1.Bb3 Kf8 2.Ke2 Kg7 3.Ke3 Kh6 4.Kf4 Kg6 5.Ke5 Kg7 6.Ne3 Kg6 7.Bc4 Kg7 8.Kf5 Kh6 9.Bb3 Kg7 10.Kg5 Kh7 11.Kf6 Kh8 12.Nf5 Kh7 13.Bd1 Kg8
+- (3.39) Depth: 83/26 00:01:35 809mN
1.Bb3 Kf8 2.Ke2 Kg7 3.Ke3 Kh6 4.Kf4 Kg6 5.Ke5 Kg7 6.Kf5 Kh8 7.Kf6 Kh7 8.Bc2+ Kh8 9.Nd2 Kg8 10.Bb3+ Kh8 11.Ne4 Kh7 12.Ng5+ Kh8
+- (3.39) Depth: 84/26 00:01:43 879mN
1.Bb3 Kf8 2.Ke2 Kg7 3.Ke3 Kh6 4.Kf4 Kg6 5.Ke5 Kg7 6.Kf5 Kh8 7.Kf6 Kh7 8.Ne3 Kh8 9.Nf5 Kh7 10.Nd6 Kh8
+- (3.40) Depth: 85/25 00:01:54 970mN
1.Bb3 Kf8 2.Ke2 Kg7 3.Ke3 Kh6 4.Kf4 Kg6 5.Ke5 Kg7 6.Kf5 Kf8 7.Ne3 Ke7 8.Ke5 Kd8 9.Kd6 Ke8 10.Ke6 Kf8
+- (3.40) Depth: 86/27 00:02:02 1038mN
SF 14 sees a mate
Jouni
-
Cornfed
- Posts: 511
- Joined: Sun Apr 26, 2020 11:40 pm
- Full name: Brian D. Smith
Re: Surprise: Official release version of Stockfish 14.1
A win is a win. How 'fast' (style points) you mate should be irrelevant.Uri Blass wrote: ↑Sun Oct 31, 2021 5:56 pmI think that if we talk about different scoring system then mating faster should get more points.Cornfed wrote: ↑Sun Oct 31, 2021 4:46 pmIn the end...does it matter?
I mean, in the end, does 14.1 beat 14 heads up by scoring more points over a bunch of games in traditional chess...in both LTC and STC?
That seems to be how the developers judge 'successful tweaks'.
I personally think that with the highest level of computer chess being virtually a draw...and chess itself, well played, being drawish in nature that testers should use a different formula to judge 'success' and that being one that takes into account that 'drawish nature' and that Black always starts at a slight disadvantage - more pronounced with 'sketchy defenses. A scoring/testing system that is more subservient to the real nature of the game.
Something like: 1.0 pts for a win with White and 1.2 pts for a win with Black...and the draws favor Black slightly - say White gets 0 for a draw and Black a .01.... or to be more traditional: .5 for White and .505 for a draw with Black.
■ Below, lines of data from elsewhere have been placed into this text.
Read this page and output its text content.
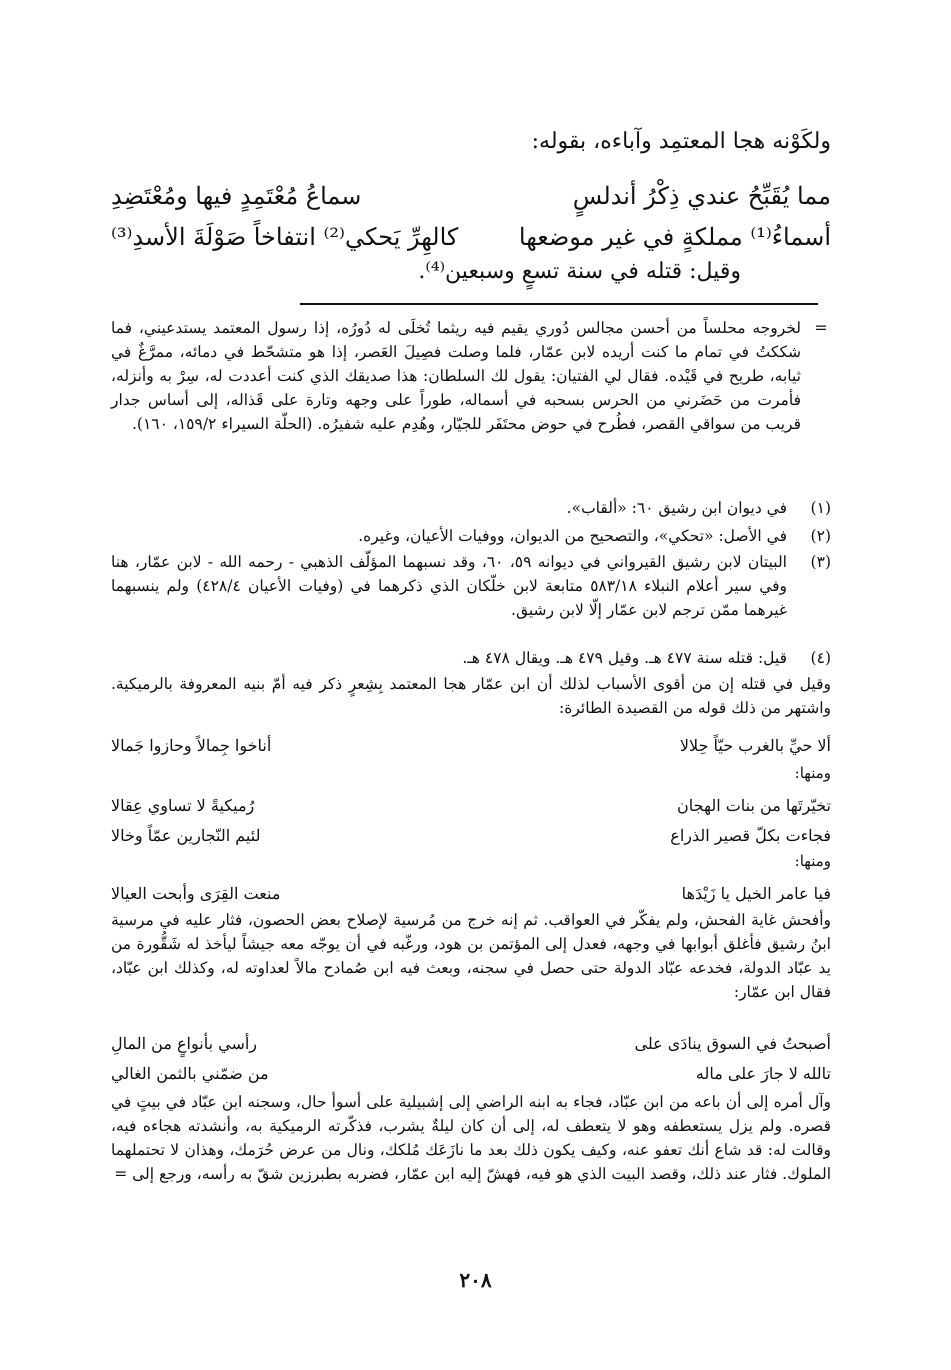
ولكَوْنه هجا المعتمِد وآباءه، بقوله:
مما يُقَبِّحُ عندي ذِكْرُ أندلسٍ
سماعُ مُعْتَمِدٍ فيها ومُعْتَضِدِ
أسماءُ⁽¹⁾ مملكةٍ في غير موضعها
كالهِرِّ يَحكي⁽²⁾ انتفاخاً صَوْلَةَ الأسدِ⁽³⁾
وقيل: قتله في سنة تسعٍ وسبعين⁽⁴⁾.
=
لخروجه محلساً من أحسن مجالس دُوري يقيم فيه ريثما تُخلَى له دُورُه، إذا رسول المعتمد يستدعيني، فما شككتُ في تمام ما كنت أريده لابن عمّار، فلما وصلت فصِيلَ العَصر، إذا هو متشحّط في دمائه، ممرَّغٌ في ثيابه، طريح في قَيْده. فقال لي الفتيان: يقول لك السلطان: هذا صديقك الذي كنت أعددت له، سِرْ به وأنزله، فأمرت من حَضَرني من الحرس بسحبه في أسماله، طوراً على وجهه وتارة على قَذاله، إلى أساس جدار قريب من سواقي القصر، فطُرح في حوض محتَفَر للجيّار، وهُدِم عليه شفيرُه. (الحلّة السيراء ١٥٩/٢، ١٦٠).
(١)
في ديوان ابن رشيق ٦٠: «ألقاب».
(٢)
في الأصل: «تحكي»، والتصحيح من الديوان، ووفيات الأعيان، وغيره.
(٣)
البيتان لابن رشيق القيرواني في ديوانه ٥٩، ٦٠، وقد نسبهما المؤلّف الذهبي - رحمه الله - لابن عمّار، هنا وفي سير أعلام النبلاء ٥٨٣/١٨ متابعة لابن خلّكان الذي ذكرهما في (وفيات الأعيان ٤٢٨/٤) ولم ينسبهما غيرهما ممّن ترجم لابن عمّار إلّا لابن رشيق.
(٤)
قيل: قتله سنة ٤٧٧ هـ. وقيل ٤٧٩ هـ. ويقال ٤٧٨ هـ.
وقيل في قتله إن من أقوى الأسباب لذلك أن ابن عمّار هجا المعتمد بِشِعرٍ ذكر فيه أمّ بنيه المعروفة بالرميكية. واشتهر من ذلك قوله من القصيدة الطائرة:
ألا حيِّ بالغرب حيّاً حِلالا
أناخوا جِمالاً وحازوا جَمالا
ومنها:
تخيّرتَها من بنات الهجان
رُميكيةً لا تساوي عِقالا
فجاءت بكلّ قصير الذراع
لئيم النّجارين عمّاً وخالا
ومنها:
فيا عامر الخيل يا زَيْدَها
منعت القِرَى وأبحت العيالا
وأفحش غاية الفحش، ولم يفكّر في العواقب. ثم إنه خرج من مُرسية لإصلاح بعض الحصون، فثار عليه في مرسية ابنُ رشيق فأغلق أبوابها في وجهه، فعدل إلى المؤتمن بن هود، ورغّبه في أن يوجّه معه جيشاً ليأخذ له شَقُّورة من يد عبّاد الدولة، فخدعه عبّاد الدولة حتى حصل في سجنه، وبعث فيه ابن صُمادح مالاً لعداوته له، وكذلك ابن عبّاد، فقال ابن عمّار:
أصبحتُ في السوق ينادَى على
رأسي بأنواعٍ من المالِ
تالله لا جارَ على ماله
من ضمّني بالثمن الغالي
وآل أمره إلى أن باعه من ابن عبّاد، فجاء به ابنه الراضي إلى إشبيلية على أسوأ حال، وسجنه ابن عبّاد في بيتٍ في قصره. ولم يزل يستعطفه وهو لا يتعطف له، إلى أن كان ليلةٌ يشرب، فذكّرته الرميكية به، وأنشدته هجاءه فيه، وقالت له: قد شاع أنك تعفو عنه، وكيف يكون ذلك بعد ما نازَعَك مُلكك، ونال من عرض حُرَمك، وهذان لا تحتملهما الملوك. فثار عند ذلك، وقصد البيت الذي هو فيه، فهشّ إليه ابن عمّار، فضربه بطبرزين شقّ به رأسه، ورجع إلى =
٢٠٨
Something along those lines.
I just think testing for 'elo gain' to decide improvements (and frankly in engine vs engine tournaments - where you play a lot of games!) is too subject to the opening choices and 'perhaps' time controls.
For example if you win you get 1 points minus number of moves divided by 10000 and if you lose you get number of moves divided by 10000.
Think of it this way, your 'speed' choice could neuter 'playing style'. You have a choice between an exchange sac and a clear totally positional choice at move 17 (think Tal vs Karpov) and either may be likely to end up winning. The latter might be more 'sure' in that it offers black less 'wiggle room' and thus more difficult for black to play against.
Besides, many games are 'called/adjudicated' and not actually played 'to mate'.